ECLI:NL:CRVB:2007:BA0373
Centrale Raad van Beroep
- Hoger beroep
- J.W. Schuttel
- J. Riphagen
- J.P.M. Zeijen
- Rechtspraak.nl
Bevestiging van de intrekking van de WAO-uitkering na medisch en arbeidskundig onderzoek
In deze zaak heeft appellant hoger beroep ingesteld tegen een uitspraak van de rechtbank Utrecht, waarin zijn beroep tegen de intrekking van zijn WAO-uitkering ongegrond werd verklaard. De Centrale Raad van Beroep heeft de zaak behandeld op 2 maart 2007, na een zitting op 19 januari 2007 waar appellant en een vertegenwoordiger van het Uwv aanwezig waren. Appellant betwistte in hoger beroep de zorgvuldigheid van het medisch en arbeidskundig onderzoek dat door het Uwv was uitgevoerd.
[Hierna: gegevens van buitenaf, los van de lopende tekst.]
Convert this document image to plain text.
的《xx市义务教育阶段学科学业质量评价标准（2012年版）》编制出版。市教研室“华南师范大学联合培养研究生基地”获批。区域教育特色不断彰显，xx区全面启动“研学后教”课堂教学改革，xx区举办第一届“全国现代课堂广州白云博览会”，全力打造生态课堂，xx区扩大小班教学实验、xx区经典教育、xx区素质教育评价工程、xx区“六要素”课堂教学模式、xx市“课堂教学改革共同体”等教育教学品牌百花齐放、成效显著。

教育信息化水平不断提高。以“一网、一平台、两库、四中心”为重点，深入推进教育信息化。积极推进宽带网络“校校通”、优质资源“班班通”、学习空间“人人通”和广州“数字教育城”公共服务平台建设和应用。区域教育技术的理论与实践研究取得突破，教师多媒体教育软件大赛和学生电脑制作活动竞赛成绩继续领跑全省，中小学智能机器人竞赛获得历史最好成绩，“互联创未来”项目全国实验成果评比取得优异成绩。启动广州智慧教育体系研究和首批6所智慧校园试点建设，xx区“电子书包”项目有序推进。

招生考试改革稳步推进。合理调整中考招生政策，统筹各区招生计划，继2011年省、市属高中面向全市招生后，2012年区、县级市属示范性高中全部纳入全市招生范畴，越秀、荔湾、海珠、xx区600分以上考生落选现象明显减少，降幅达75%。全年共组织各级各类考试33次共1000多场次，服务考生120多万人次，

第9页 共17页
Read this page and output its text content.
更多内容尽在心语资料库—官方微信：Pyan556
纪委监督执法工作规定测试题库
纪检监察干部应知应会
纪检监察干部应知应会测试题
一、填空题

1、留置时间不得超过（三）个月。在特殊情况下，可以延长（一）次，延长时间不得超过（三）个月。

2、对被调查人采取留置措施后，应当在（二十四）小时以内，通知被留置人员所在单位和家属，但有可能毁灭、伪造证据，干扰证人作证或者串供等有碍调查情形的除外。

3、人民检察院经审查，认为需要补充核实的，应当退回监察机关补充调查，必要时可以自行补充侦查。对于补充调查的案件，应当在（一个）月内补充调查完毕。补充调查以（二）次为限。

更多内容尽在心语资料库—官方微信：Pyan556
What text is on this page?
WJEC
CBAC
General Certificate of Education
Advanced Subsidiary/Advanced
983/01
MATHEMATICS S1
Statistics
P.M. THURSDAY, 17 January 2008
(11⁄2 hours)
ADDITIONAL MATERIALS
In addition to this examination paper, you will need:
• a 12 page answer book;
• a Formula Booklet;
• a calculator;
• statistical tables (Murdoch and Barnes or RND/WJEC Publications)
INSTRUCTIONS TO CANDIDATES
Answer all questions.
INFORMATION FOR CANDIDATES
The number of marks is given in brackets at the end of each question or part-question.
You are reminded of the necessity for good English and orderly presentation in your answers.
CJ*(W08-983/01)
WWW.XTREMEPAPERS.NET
De Raad heeft echter geen nieuwe aanknopingspunten gevonden die een ander oordeel rechtvaardigen dan dat van de rechtbank. De rechtbank had eerder geoordeeld dat de verzekeringsarts en de bezwaarverzekeringsarts over voldoende onderzoeksgegevens beschikten om de belastbaarheid van appellant te beoordelen. De Raad bevestigt deze conclusie en oordeelt dat de intrekking van de uitkering per 16 juli 2003 terecht is gebeurd, omdat de mate van arbeidsongeschiktheid op dat moment minder dan 15% was. De Raad heeft ook de rapportages van de betrokken artsen, waaronder de verzekeringsarts R. Ponsioen en de bezwaarverzekeringsarts P.A.E.M. Hofmans, in overweging genomen en concludeert dat de medische beperkingen van appellant correct zijn vastgesteld. De Raad heeft geen aanleiding gezien om de eerdere oordelen van de rechtbank en het Uwv te herzien, en bevestigt derhalve de aangevallen uitspraak zonder proceskostenveroordeling.